Data_Sheet_1_Tandem Mass Tag-Based Quantitative Proteomic Analysis Reveals Pathways Involved in Brain Injury Induced by Chest Exposure to Shock Waves.PDF

Recurrent chest blast exposure can lead to brain inflammation, oxidative stress, and mental disorders in soldiers. However, the mechanism that underlies brain injury caused indirectly by chest blasts remains unclear. It is urgent to find additional reliable biomarkers to reveal the intimate details of the pathogenesis of this phenomenon. We used the term tandem mass tag (TMT) labeling combined with liquid chromatography–tandem mass spectrometry (LC-MS/MS) to screen for differentially expressed proteins in rat brain at different time points after a chest blast. Data are available via ProteomeXchange with the identifier PXD025204. Gene Ontology (GO), the Kyoto Encyclopedia of Genes and Genomes (KEGG), the Database for Annotation, Visualization and Integrated Discovery (DAVID), and Cytoscape analyses were used to analyze the proteomic profiles of blast-exposed rats. In addition, we performed Western blotting to verify protein levels. We identified 6,931 proteins, of which 255 were differentially expressed and 43, 84, 52, 97, and 49 were identified in brain tissues at 12, 24, 48, and 72 h and 1 week after chest blast exposure, respectively. In this study, the GO, KEGG, Clusters of Orthologous Groups of proteins, and Search Tool for the Retrieval of Interacting Genes/Proteins (STRING) analyses indicated that brain damage caused by chest blast exposure involved many important biological processes and signaling pathways, such as inflammation, cell adhesion, phagocytosis, neuronal and synaptic damage, oxidative stress, and apoptosis. Furthermore, Western blotting confirmed that these differentially expressed proteins and affected signaling pathways were associated with brain damage caused by chest blast exposure. This study identifies potential protein biomarkers of brain damage caused indirectly by chest blast and new targets for the treatment of this condition.
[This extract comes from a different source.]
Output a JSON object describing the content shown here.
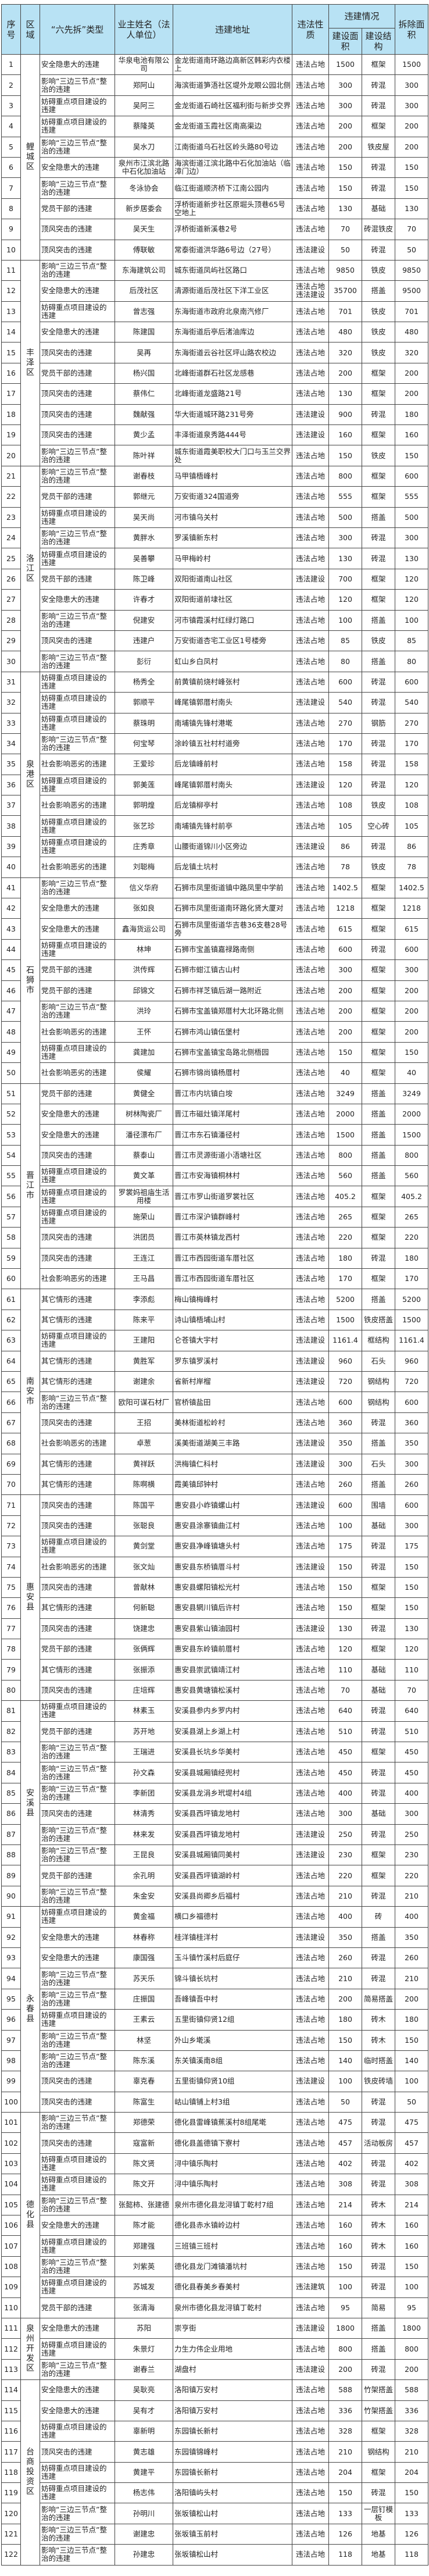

反复胸部爆炸暴露可导致士兵出现脑部炎症、氧化应激及精神障碍。然而，胸部爆炸间接引发脑损伤的具体分子机制仍未阐明。亟需发掘更多可靠的生物标志物，以深入解析该类脑损伤的发病机制全貌。本研究采用串联质量标签（tandem mass tag, TMT）标记结合液相色谱-串联质谱（liquid chromatography–tandem mass spectrometry, LC-MS/MS）技术，对胸部爆炸暴露后不同时间点的大鼠脑组织差异表达蛋白进行筛选。相关数据集可通过ProteomeXchange数据库获取，检索编号为PXD025204。本研究通过基因本体论（Gene Ontology, GO）、京都基因与基因组百科全书（Kyoto Encyclopedia of Genes and Genomes, KEGG）、注释、可视化与整合发现数据库（Database for Annotation, Visualization and Integrated Discovery, DAVID）及Cytoscape软件，对爆炸暴露大鼠的蛋白质组学特征进行分析。此外，本研究采用蛋白质免疫印迹（Western blotting）验证差异蛋白的表达水平。本研究共鉴定得到6931个蛋白质，其中255个为差异表达蛋白；在胸部爆炸暴露后12、24、48、72小时及1周的大鼠脑组织中，分别鉴定出43、84、52、97及49个差异表达蛋白。本研究通过GO、KEGG、直系同源蛋白簇（Clusters of Orthologous Groups of proteins, COG）及相互作用基因/蛋白质检索工具（Search Tool for the Retrieval of Interacting Genes/Proteins, STRING）分析发现，胸部爆炸暴露引发的脑损伤涉及诸多重要生物学过程与信号通路，包括炎症反应、细胞黏附、吞噬作用、神经元与突触损伤、氧化应激及细胞凋亡等。进一步的蛋白质免疫印迹实验证实，上述差异表达蛋白及受调控的信号通路与胸部爆炸暴露所致脑损伤密切相关。本研究筛选出胸部爆炸间接致脑损伤的潜在蛋白质生物标志物，并为该类损伤的治疗提供了全新靶点。